The demand for up-to-date cartographic information is continuously increasing. A major factor for this development is new technology such as the internet, broadband, GPS and 3G telephony. These technologies make it possible to offer new services based on digital maps. To satisfy this large marked, the great challenge ahead is to offer up-to-date cartographic databases. The information in today’s databases has been mainly collected from existing analog maps and aerial photos. Digital images from both planes and satellites will take over and be used for making new data as well as updating existing databases. The efficiency of the existing computer systems for converting the images to GIS data is low. This is due to the need for human interpretations and digitizing. Hence, much interactive time is spent in front of a workstation. This makes the production expensive and slow and consequently desired information may be left out.
The ImCap project develops new methodology for semiautomatic data capturing in high-resolution image data.

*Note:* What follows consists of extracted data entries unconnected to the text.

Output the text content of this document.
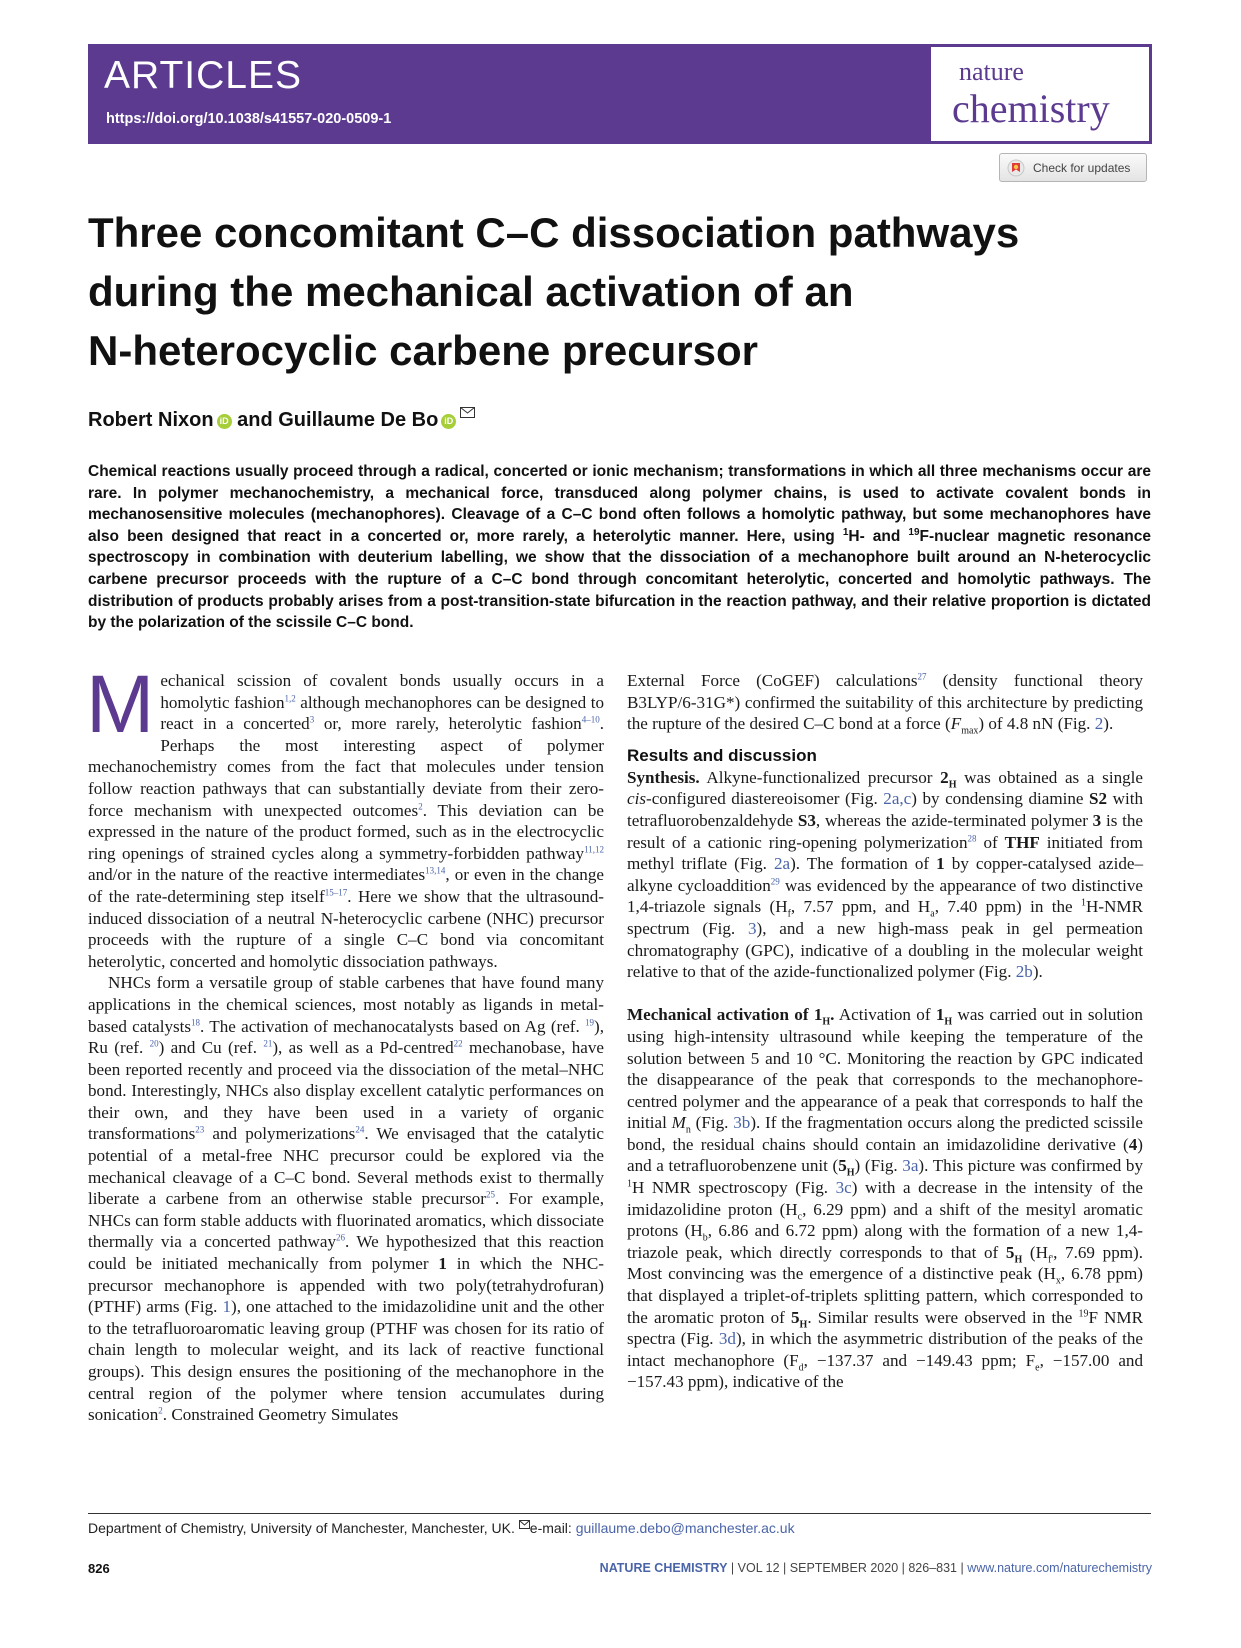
ARTICLES
https://doi.org/10.1038/s41557-020-0509-1
nature
chemistry
Check for updates
Three concomitant C–C dissociation pathways
during the mechanical activation of an
N-heterocyclic carbene precursor
Robert Nixon iD and Guillaume De Bo iD

Chemical reactions usually proceed through a radical, concerted or ionic mechanism; transformations in which all three mechanisms occur are rare. In polymer mechanochemistry, a mechanical force, transduced along polymer chains, is used to activate covalent bonds in mechanosensitive molecules (mechanophores). Cleavage of a C–C bond often follows a homolytic pathway, but some mechanophores have also been designed that react in a concerted or, more rarely, a heterolytic manner. Here, using $^1$H- and $^{19}$F-nuclear magnetic resonance spectroscopy in combination with deuterium labelling, we show that the dissociation of a mechanophore built around an N-heterocyclic carbene precursor proceeds with the rupture of a C–C bond through concomitant heterolytic, concerted and homolytic pathways. The distribution of products probably arises from a post-transition-state bifurcation in the reaction pathway, and their relative proportion is dictated by the polarization of the scissile C–C bond.

Mechanical scission of covalent bonds usually occurs in a homolytic fashion$^{1,2}$ although mechanophores can be designed to react in a concerted$^3$ or, more rarely, heterolytic fashion$^{4-10}$. Perhaps the most interesting aspect of polymer mechanochemistry comes from the fact that molecules under tension follow reaction pathways that can substantially deviate from their zero-force mechanism with unexpected outcomes$^2$. This deviation can be expressed in the nature of the product formed, such as in the electrocyclic ring openings of strained cycles along a symmetry-forbidden pathway$^{11,12}$ and/or in the nature of the reactive intermediates$^{13,14}$, or even in the change of the rate-determining step itself$^{15-17}$. Here we show that the ultrasound-induced dissociation of a neutral N-heterocyclic carbene (NHC) precursor proceeds with the rupture of a single C–C bond via concomitant heterolytic, concerted and homolytic dissociation pathways.

NHCs form a versatile group of stable carbenes that have found many applications in the chemical sciences, most notably as ligands in metal-based catalysts$^{18}$. The activation of mechanocatalysts based on Ag (ref. $^{19}$), Ru (ref. $^{20}$) and Cu (ref. $^{21}$), as well as a Pd-centred$^{22}$ mechanobase, have been reported recently and proceed via the dissociation of the metal–NHC bond. Interestingly, NHCs also display excellent catalytic performances on their own, and they have been used in a variety of organic transformations$^{23}$ and polymerizations$^{24}$. We envisaged that the catalytic potential of a metal-free NHC precursor could be explored via the mechanical cleavage of a C–C bond. Several methods exist to thermally liberate a carbene from an otherwise stable precursor$^{25}$. For example, NHCs can form stable adducts with fluorinated aromatics, which dissociate thermally via a concerted pathway$^{26}$. We hypothesized that this reaction could be initiated mechanically from polymer 1 in which the NHC-precursor mechanophore is appended with two poly(tetrahydrofuran) (PTHF) arms (Fig. 1), one attached to the imidazolidine unit and the other to the tetrafluoroaromatic leaving group (PTHF was chosen for its ratio of chain length to molecular weight, and its lack of reactive functional groups). This design ensures the positioning of the mechanophore in the central region of the polymer where tension accumulates during sonication$^2$. Constrained Geometry Simulates

External Force (CoGEF) calculations$^{27}$ (density functional theory B3LYP/6-31G*) confirmed the suitability of this architecture by predicting the rupture of the desired C–C bond at a force $(F_{max})$ of 4.8 nN (Fig. 2).

Results and discussion

Synthesis. Alkyne-functionalized precursor $2_H$ was obtained as a single cis-configured diastereoisomer (Fig. 2a,c) by condensing diamine S2 with tetrafluorobenzaldehyde S3, whereas the azide-terminated polymer 3 is the result of a cationic ring-opening polymerization$^{28}$ of THF initiated from methyl triflate (Fig. 2a). The formation of 1 by copper-catalysed azide–alkyne cycloaddition$^{29}$ was evidenced by the appearance of two distinctive 1,4-triazole signals ($H_f$, 7.57 ppm, and $H_a$, 7.40 ppm) in the $^1$H-NMR spectrum (Fig. 3), and a new high-mass peak in gel permeation chromatography (GPC), indicative of a doubling in the molecular weight relative to that of the azide-functionalized polymer (Fig. 2b).

Mechanical activation of $1_H$. Activation of $1_H$ was carried out in solution using high-intensity ultrasound while keeping the temperature of the solution between 5 and 10 °C. Monitoring the reaction by GPC indicated the disappearance of the peak that corresponds to the mechanophore-centred polymer and the appearance of a peak that corresponds to half the initial $M_n$ (Fig. 3b). If the fragmentation occurs along the predicted scissile bond, the residual chains should contain an imidazolidine derivative (4) and a tetrafluorobenzene unit $(5_H)$ (Fig. 3a). This picture was confirmed by $^1$H NMR spectroscopy (Fig. 3c) with a decrease in the intensity of the imidazolidine proton ($H_c$, 6.29 ppm) and a shift of the mesityl aromatic protons ($H_b$, 6.86 and 6.72 ppm) along with the formation of a new 1,4-triazole peak, which directly corresponds to that of $5_H$ ($H_{f'}$, 7.69 ppm). Most convincing was the emergence of a distinctive peak ($H_x$, 6.78 ppm) that displayed a triplet-of-triplets splitting pattern, which corresponded to the aromatic proton of $5_H$. Similar results were observed in the $^{19}$F NMR spectra (Fig. 3d), in which the asymmetric distribution of the peaks of the intact mechanophore ($F_d$, −137.37 and −149.43 ppm; $F_e$, −157.00 and −157.43 ppm), indicative of the

Department of Chemistry, University of Manchester, Manchester, UK. e-mail: guillaume.debo@manchester.ac.uk
826	NATURE CHEMISTRY | VOL 12 | SEPTEMBER 2020 | 826–831 | www.nature.com/naturechemistry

The new approach will make it possible to more frequently update the GIS databases as well as capture a larger amount of data more reliable than with existing systems.
The research in the projects spans over many areas from structural detections to object modeling to machine learning. Our semi automatic approach to optimally utilize the strength of humans and computers is a challenge and innovative in itself. The semi-automatic approach sets certain demands to both theory and methods to be developed. A number of research challenges are included such as the development of flexible object models, estimation of the probability of an object model, interactive model adoption and adoptive algorithms learning from the operator.